飯田)都民ファーストに公明党がつき、自民は対立という形で完全に割れていました。
政権が変わったタイミングで公明党の勢いを挽回するため~斉藤副代表を擁立
鈴木)それから、沖縄や新潟の知事選挙など。そうなると、どうしても選挙運動そのものも、弱くなって行くわけです。そういうなかで、政権が変わったこのタイミングで、「党の勢いを挽回しなければいけない。このままでは大変なことになる」という事情があるわけです。だから、これがチャンスなら、小選挙区に立てるということになります。
飯田)しかも、立てたのが斉藤鉄夫さんという党の副代表です。重鎮中の重鎮で、落とすわけにはいかないというところですよね。
鈴木)この人は政策通で知られていますが、この人を立てたというのは、それだけ覚悟の裏返しでもあります。この人は落とせないのだから。
飯田)公明党は重複で比例でも立候補を認めない党ですよね。だから、小選挙区で落としてしまったらこれっきりです。
鈴木)これ1本です。絶対に通さなければいけない人を立てるという、決意の表れと言っていいと思います。
飯田)その辺り、厳しいと思ったのが、神奈川の選挙区で、党で要職についた上田勇さんであっても、小選挙区で落ちてしまったらそれっきりになった。
世代交代を目指す公明党
鈴木)世代交代です。これは、運動員もそうだけれども、公明党議員の世代交代ということがずっと課題なのです。3年ほど前に、代表もやっていた大ベテランの太田昭宏さんが、「鈴木さん、公明党の議員の顔ぶれを見てください。自分を含めて、幹部もずっと変わっていない。どうやって世代交代をするのかが課題なのです」と言っていました。次の選挙では、神奈川では遠山さんという若手が上田さんの代わりに出るのだけれども、東京では太田さんも退いて、今度は岡本さんという若手になった。だから、世代交代も次の選挙での、公明党の非常に大きな目標なのです。そして、比例票も含めて議席を増やす。党の勢いをもう1度取り戻すという思いで、この広島に来ています。スキャンダルで、自民党議員がやめたら、次また自民党からというのは出しにくいではないですか。しかも、今回の場合、河井夫妻は、菅さんなども関わっている人です、その菅さんにもある種の責任があるわけだから、そのあとに知らん顔して自民党の後任を立てにくいでしょう。

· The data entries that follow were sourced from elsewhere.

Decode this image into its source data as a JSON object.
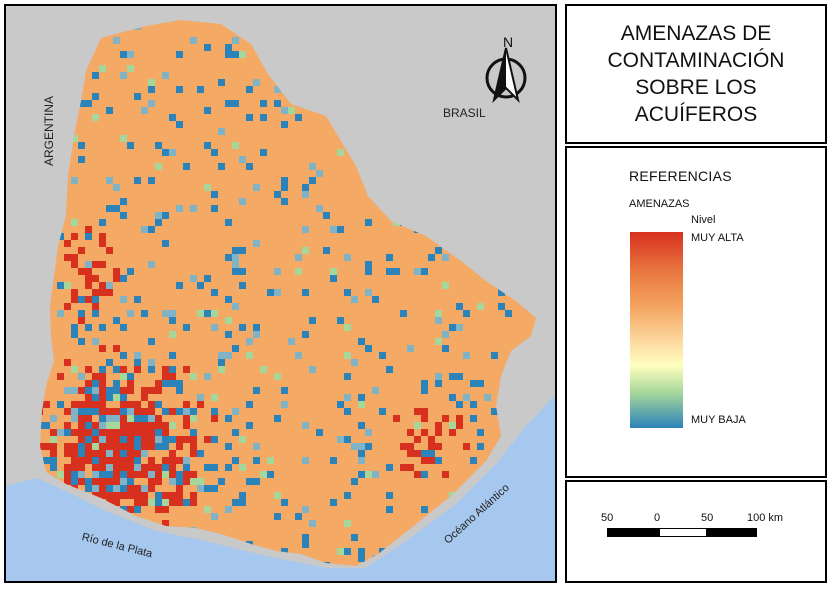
{
  "title": "AMENAZAS DE CONTAMINACIÓN SOBRE LOS ACUÍFEROS",
  "legend": {
    "heading": "REFERENCIAS",
    "subheading": "AMENAZAS",
    "scale_title": "Nivel",
    "high_label": "MUY ALTA",
    "low_label": "MUY BAJA",
    "colors": {
      "very_high": "#d7301f",
      "high": "#f4a460",
      "mid": "#ffffbf",
      "low_mid": "#a6d79a",
      "very_low": "#2b83ba"
    }
  },
  "map": {
    "labels": {
      "argentina": "ARGENTINA",
      "brasil": "BRASIL",
      "rio_plata": "Río de la Plata",
      "oceano": "Océano Atlántico"
    },
    "north": "N",
    "colors": {
      "land_outside": "#c9c9c9",
      "water": "#a6c8ee",
      "base": "#f4a965"
    }
  },
  "scale_bar": {
    "labels": [
      "50",
      "0",
      "50",
      "100 km"
    ]
  }
}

飯田)「突然公明党が」というように我々も見てしまいますけれども。
鈴木)実際は違うのです。公明党の事情。相手がたまたま岸田さんで揉めているけれども。
飯田)岸田さんの牙城である広島だから、岸田派潰しというところで、公明党とのパイプがある総理や二階さんが動いているのではないかという憶測まであります。

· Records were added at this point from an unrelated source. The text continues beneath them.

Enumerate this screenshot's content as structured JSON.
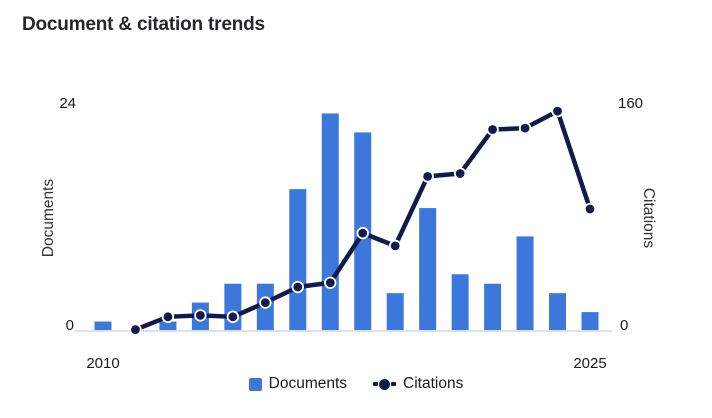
{
  "title": "Document & citation trends",
  "colors": {
    "bar": "#3c78dc",
    "line": "#121a4d",
    "axis_line": "#d9e1f2",
    "title_text": "#26262b",
    "tick_text": "#1b1b1f"
  },
  "axes": {
    "left": {
      "title": "Documents",
      "max_label": "24",
      "min_label": "0"
    },
    "right": {
      "title": "Citations",
      "max_label": "160",
      "min_label": "0"
    },
    "x": {
      "first_label": "2010",
      "last_label": "2025"
    }
  },
  "legend": {
    "documents_label": "Documents",
    "citations_label": "Citations"
  },
  "chart_data": {
    "type": "combo-bar-line",
    "x": [
      2010,
      2011,
      2012,
      2013,
      2014,
      2015,
      2016,
      2017,
      2018,
      2019,
      2020,
      2021,
      2022,
      2023,
      2024,
      2025
    ],
    "series": [
      {
        "name": "Documents",
        "type": "bar",
        "axis": "left",
        "values": [
          1,
          0,
          1,
          3,
          5,
          5,
          15,
          23,
          21,
          4,
          13,
          6,
          5,
          10,
          4,
          2
        ]
      },
      {
        "name": "Citations",
        "type": "line",
        "axis": "right",
        "values": [
          null,
          1,
          10,
          11,
          10,
          20,
          31,
          34,
          69,
          60,
          109,
          111,
          142,
          143,
          155,
          86
        ]
      }
    ],
    "ylim_left": [
      0,
      24
    ],
    "ylim_right": [
      0,
      160
    ],
    "xlim": [
      2010,
      2025
    ],
    "grid": false,
    "legend_position": "bottom"
  }
}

鈴木)それは違います。もう少し純粋に、公明党が「何とかしなければいけない」という長い流れのなかでのことです。こうなると、公募もやってしまって、10人応募が来てしまい、どうするのと。両方出てしまえば、潰し合いになります。
このままだと自民・公明の潰し合いに~試される菅総理と二階幹事長の調整能力
飯田)河井さんも無所属で出るという話もあります。
鈴木)そうなると、野党が行くようなことになる。公明党は単独で行ってもなかなか票が足りないし、自民党が公募の人を勝手に出しても、票が足りない。最悪の状態になります。「菅さん、二階さん、調整してくださいよ」と突きつけている状況にいまなっています。

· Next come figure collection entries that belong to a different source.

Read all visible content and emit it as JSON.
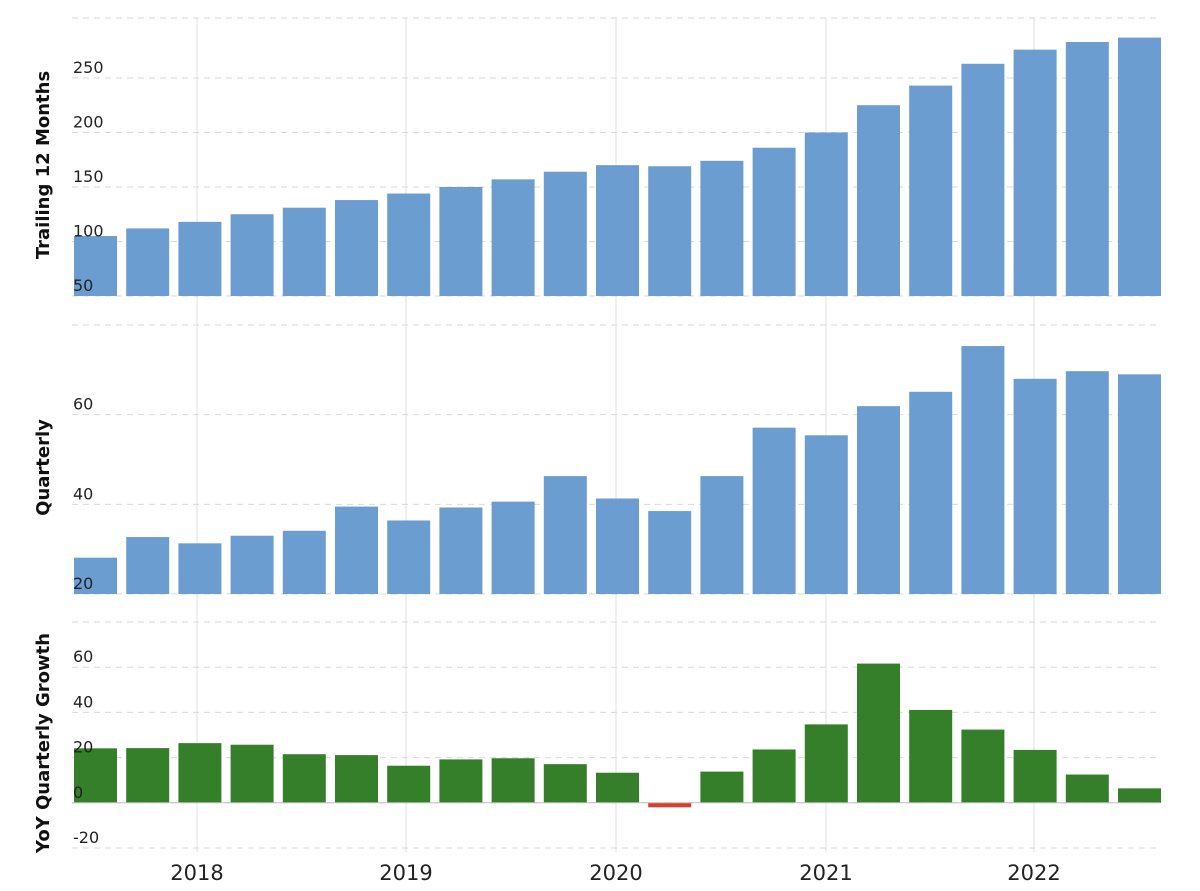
{
  "colors": {
    "primary_bar": "#6b9dd1",
    "growth_positive": "#357e2a",
    "growth_negative": "#d4402e",
    "grid": "#d9d9d9",
    "vgrid": "#e0e0e0"
  },
  "chart_data": [
    {
      "type": "bar",
      "ylabel": "Trailing 12 Months",
      "yticks": [
        50,
        100,
        150,
        200,
        250
      ],
      "ylim": [
        50,
        305
      ],
      "grid": true,
      "values": [
        105,
        112,
        118,
        125,
        131,
        138,
        144,
        150,
        157,
        164,
        170,
        169,
        174,
        186,
        200,
        225,
        243,
        263,
        276,
        283,
        287
      ]
    },
    {
      "type": "bar",
      "ylabel": "Quarterly",
      "yticks": [
        20,
        40,
        60
      ],
      "ylim": [
        20,
        80
      ],
      "grid": true,
      "values": [
        28.1,
        32.7,
        31.3,
        33.0,
        34.1,
        39.5,
        36.4,
        39.3,
        40.6,
        46.3,
        41.3,
        38.5,
        46.3,
        57.1,
        55.4,
        61.9,
        65.1,
        75.3,
        68.0,
        69.7,
        69.0
      ]
    },
    {
      "type": "bar",
      "ylabel": "YoY Quarterly Growth",
      "yticks": [
        -20,
        0,
        20,
        40,
        60
      ],
      "ylim": [
        -20,
        80
      ],
      "grid": true,
      "values": [
        24.1,
        24.2,
        26.4,
        25.7,
        21.5,
        21.1,
        16.4,
        19.2,
        19.7,
        17.1,
        13.3,
        -2.0,
        13.8,
        23.6,
        34.7,
        61.6,
        41.1,
        32.4,
        23.4,
        12.5,
        6.4
      ]
    }
  ],
  "x_axis": {
    "tick_labels": [
      "2018",
      "2019",
      "2020",
      "2021",
      "2022"
    ]
  }
}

飯田)自民党本部の雰囲気は、「岸田さんのところだから岸田さんが何とかしてくださいよ」みたいになっているような気がするのですが、それはどうですか?
鈴木)それは、岸田さんが自分で「ここは大所高所から考えたら退きましょう」という流れがいちばん収まりやすいのですが、岸田さんは来年(2021年)の総裁選に向けて戦闘モードに変わりつつあります。だから、そう簡単には退かないかも知れない。ここは次の選挙について、菅、二階、この調整力がものすごく問われると思います。他の選挙区で自民党は公明党の協力を得ないと勝てません。そのバーターという意味で、自民党にしてみれば、広島の1地区である3区を譲ることで、他のどれだけの選挙区が助かりますかと。本当はそうしたいけれども、岸田さんとの事情がある。だからその2人の調整能力がものすごく試されている場面に移りつつあります。
飯田)そこに解散がいつかということが絡んで来るわけですね。